Environment overview (please complete the following information) I am using: libcudf 24.06.01.03 PTDS enabled
Environment details
Please run and paste the output of the cudf/print_env.sh script here, to gather any other relevant environment details
Additional context Add any other context about the problem here.
@ahmet-uyar Thanks for raising your concern.
Unlike pandas, cudf/libcudf join uses hash-based algorithms so the order is not guaranteed. See:
- https://docs.rapids.ai/api/cudf/stable/user_guide/10min/#join
- https://github.com/rapidsai/cudf/blob/d953676e9281125a5b8bd9be739c997611471771/cpp/include/cudf/join.hpp#L80
The above tests should pass if checked against the sorted join output. Please let us know if that fixes the issue.
As you can see in the test case, I am comparing only num_rows() in both tables. So it is not an order of rows issue in joined tables. Even the number of rows doesn't match in the joined tables. When I calculated total_num_rows from 3 tables, that usually doesn't match with the expected total number of rows (7 rows).
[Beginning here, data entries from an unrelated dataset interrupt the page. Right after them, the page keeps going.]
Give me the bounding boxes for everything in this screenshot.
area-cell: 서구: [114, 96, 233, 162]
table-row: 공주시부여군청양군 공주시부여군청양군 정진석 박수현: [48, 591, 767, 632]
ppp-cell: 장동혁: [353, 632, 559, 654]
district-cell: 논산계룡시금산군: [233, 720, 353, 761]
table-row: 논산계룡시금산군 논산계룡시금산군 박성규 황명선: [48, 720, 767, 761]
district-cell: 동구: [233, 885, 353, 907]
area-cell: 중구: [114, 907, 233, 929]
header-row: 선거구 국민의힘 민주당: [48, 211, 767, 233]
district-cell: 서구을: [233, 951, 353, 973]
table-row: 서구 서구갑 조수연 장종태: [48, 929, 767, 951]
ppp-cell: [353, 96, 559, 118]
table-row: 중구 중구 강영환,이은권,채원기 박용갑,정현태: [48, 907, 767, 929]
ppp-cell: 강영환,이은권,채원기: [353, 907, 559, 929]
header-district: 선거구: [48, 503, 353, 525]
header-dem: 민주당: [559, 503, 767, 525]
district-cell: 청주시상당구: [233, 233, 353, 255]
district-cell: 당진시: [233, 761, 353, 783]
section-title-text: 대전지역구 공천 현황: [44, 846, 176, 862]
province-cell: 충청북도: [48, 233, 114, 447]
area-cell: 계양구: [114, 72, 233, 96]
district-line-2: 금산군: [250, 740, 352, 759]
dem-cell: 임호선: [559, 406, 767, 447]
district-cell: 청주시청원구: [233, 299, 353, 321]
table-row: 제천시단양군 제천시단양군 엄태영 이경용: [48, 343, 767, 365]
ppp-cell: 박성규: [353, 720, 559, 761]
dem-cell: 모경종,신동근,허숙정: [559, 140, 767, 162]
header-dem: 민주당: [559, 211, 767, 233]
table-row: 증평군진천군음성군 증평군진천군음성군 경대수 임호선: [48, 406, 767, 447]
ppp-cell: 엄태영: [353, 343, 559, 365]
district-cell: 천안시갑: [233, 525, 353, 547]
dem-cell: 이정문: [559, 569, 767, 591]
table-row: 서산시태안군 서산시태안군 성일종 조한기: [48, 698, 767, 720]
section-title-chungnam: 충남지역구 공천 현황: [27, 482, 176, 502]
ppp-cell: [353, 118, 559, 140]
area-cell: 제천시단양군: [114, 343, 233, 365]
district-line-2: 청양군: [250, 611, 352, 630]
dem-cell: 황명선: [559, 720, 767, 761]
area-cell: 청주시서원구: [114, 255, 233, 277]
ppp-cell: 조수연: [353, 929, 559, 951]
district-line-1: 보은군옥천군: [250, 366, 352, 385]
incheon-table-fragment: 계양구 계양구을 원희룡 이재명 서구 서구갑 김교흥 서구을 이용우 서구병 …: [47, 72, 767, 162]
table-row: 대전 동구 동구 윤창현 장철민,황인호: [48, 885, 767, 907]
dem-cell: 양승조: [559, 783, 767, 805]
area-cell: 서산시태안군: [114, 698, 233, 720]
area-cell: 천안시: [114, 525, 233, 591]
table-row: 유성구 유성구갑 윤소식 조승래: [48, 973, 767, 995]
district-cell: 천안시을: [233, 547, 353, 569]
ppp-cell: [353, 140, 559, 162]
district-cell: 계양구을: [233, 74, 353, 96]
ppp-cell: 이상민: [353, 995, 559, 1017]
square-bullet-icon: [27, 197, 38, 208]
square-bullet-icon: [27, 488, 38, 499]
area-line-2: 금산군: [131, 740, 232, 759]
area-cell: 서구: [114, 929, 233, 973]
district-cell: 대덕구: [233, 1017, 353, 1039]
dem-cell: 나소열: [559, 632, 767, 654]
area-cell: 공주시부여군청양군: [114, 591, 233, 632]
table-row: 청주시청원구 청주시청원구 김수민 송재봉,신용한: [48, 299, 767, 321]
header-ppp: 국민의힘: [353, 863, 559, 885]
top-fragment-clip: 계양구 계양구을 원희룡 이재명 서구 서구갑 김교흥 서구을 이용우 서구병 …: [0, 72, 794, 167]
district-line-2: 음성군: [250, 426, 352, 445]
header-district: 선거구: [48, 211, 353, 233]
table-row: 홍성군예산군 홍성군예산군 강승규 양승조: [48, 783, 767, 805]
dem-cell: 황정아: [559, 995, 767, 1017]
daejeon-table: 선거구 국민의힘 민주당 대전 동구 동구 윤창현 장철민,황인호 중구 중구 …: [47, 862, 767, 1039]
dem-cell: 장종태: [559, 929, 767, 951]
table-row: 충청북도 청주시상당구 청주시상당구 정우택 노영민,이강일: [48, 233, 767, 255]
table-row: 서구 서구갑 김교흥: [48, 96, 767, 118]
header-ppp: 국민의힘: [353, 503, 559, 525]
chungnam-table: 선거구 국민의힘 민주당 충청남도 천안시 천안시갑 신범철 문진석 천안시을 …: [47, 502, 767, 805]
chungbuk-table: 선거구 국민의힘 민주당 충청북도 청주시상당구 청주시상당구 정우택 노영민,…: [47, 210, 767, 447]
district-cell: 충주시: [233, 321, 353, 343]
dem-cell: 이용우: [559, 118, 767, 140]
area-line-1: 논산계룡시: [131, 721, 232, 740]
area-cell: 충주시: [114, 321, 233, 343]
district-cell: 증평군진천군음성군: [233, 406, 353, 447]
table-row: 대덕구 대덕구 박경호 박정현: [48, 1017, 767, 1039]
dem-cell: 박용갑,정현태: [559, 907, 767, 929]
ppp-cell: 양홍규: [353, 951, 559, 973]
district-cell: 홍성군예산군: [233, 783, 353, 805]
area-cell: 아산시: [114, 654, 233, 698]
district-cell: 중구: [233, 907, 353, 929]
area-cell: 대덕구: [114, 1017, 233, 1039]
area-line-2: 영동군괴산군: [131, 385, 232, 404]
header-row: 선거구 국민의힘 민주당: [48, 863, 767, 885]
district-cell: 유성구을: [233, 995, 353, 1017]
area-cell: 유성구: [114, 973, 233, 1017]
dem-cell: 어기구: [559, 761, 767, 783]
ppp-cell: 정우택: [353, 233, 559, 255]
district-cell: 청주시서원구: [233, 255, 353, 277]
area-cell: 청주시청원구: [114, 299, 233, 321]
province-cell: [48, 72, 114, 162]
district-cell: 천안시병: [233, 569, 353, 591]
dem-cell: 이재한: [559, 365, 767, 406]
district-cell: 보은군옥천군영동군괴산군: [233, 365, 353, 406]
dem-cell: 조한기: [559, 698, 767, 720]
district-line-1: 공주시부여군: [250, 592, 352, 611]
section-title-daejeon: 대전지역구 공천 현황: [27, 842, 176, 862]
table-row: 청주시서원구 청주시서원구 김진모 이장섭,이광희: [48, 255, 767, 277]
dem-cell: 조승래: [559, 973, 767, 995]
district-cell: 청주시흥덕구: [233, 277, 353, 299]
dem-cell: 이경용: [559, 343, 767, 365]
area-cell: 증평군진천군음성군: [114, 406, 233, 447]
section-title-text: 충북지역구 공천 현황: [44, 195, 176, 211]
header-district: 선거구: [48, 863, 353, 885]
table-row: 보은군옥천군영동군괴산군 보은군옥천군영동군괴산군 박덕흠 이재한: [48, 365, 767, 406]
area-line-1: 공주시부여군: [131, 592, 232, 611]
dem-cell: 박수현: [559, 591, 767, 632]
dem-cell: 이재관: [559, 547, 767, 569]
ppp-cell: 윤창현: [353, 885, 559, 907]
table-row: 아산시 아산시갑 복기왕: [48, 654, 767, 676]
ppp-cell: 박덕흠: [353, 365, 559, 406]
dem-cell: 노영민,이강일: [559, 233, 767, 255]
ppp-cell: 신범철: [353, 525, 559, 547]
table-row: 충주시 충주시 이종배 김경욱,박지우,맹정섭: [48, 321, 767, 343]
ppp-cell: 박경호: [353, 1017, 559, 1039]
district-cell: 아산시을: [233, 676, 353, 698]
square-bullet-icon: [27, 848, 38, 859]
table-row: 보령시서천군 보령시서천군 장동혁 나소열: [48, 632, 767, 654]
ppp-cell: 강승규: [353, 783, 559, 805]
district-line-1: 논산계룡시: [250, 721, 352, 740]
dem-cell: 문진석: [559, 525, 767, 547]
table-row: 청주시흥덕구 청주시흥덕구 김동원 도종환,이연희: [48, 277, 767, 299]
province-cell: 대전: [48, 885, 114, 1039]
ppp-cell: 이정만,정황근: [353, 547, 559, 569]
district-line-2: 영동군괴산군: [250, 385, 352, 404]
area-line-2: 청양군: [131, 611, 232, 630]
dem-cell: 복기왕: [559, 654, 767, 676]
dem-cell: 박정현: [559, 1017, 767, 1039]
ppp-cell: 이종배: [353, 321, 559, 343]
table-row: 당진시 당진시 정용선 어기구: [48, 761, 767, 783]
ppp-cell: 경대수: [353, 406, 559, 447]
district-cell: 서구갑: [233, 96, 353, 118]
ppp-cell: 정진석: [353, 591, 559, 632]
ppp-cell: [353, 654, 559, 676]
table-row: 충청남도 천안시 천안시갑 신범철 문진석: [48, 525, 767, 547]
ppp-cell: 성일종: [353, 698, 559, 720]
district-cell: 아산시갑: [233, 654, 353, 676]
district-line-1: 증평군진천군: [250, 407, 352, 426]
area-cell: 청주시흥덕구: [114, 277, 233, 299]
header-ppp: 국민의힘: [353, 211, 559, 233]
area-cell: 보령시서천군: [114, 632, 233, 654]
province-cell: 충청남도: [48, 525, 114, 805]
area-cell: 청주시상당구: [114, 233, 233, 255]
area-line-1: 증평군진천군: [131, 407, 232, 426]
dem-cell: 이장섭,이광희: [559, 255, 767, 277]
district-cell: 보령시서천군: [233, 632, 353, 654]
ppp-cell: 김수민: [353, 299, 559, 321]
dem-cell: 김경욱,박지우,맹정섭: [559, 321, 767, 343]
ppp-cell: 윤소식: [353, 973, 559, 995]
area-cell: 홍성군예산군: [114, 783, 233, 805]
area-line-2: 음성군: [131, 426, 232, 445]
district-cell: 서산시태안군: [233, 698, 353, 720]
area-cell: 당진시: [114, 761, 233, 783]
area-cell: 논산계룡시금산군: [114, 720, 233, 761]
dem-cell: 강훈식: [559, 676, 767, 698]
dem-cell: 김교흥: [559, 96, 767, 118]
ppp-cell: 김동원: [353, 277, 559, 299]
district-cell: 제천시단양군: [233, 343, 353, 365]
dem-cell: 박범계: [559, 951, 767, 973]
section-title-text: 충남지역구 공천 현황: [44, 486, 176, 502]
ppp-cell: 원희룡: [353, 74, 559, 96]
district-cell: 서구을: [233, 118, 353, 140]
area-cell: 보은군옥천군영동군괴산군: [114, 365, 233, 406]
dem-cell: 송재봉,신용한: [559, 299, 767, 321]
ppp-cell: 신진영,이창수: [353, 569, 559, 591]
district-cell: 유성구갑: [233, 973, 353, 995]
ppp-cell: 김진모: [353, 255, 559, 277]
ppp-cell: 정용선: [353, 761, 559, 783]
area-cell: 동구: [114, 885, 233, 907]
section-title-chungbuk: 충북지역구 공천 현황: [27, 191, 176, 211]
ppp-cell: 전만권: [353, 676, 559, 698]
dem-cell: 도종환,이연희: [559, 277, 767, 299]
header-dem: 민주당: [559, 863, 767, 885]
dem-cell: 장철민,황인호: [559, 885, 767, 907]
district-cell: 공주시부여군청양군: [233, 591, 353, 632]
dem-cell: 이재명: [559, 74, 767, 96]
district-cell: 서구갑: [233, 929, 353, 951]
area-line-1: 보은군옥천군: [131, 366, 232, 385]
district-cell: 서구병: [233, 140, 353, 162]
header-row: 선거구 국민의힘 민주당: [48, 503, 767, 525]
As you can see in the test case, I am comparing only num_rows() in both tables. So it is not an order of rows issue in joined tables. Even the number of rows doesn't match in the joined tables. When I calculated total_num_rows from 3 tables, that usually doesn't match with the expected total number of rows (7 rows).
Ah OK, sorry about the confusion. Looking into it now
@ahmet-uyar This is indeed a bug on our end but it's not in cudf.
Long story short, cudf hash join is implemented via cuCollections's static_multimap and two APIs involved in this process, pair_count and pair_retrieve, are not thread-safe. I've opened https://github.com/NVIDIA/cuCollections/issues/566 to track this issue.
Will keep you posted.
Update: https://github.com/rapidsai/cudf/pull/16496 demonstrates that this bug will be fixed once rapids-cmake fetches the fix in https://github.com/NVIDIA/cuCollections/pull/569.
@ahmet-uyar Will let you know once the fix is in place
thanks for the update @PointKernel
@PointKernel should we update rapids-cmake, or are there blockers to adopting the latest cuco?
Close as it's resolved with cuco version bump.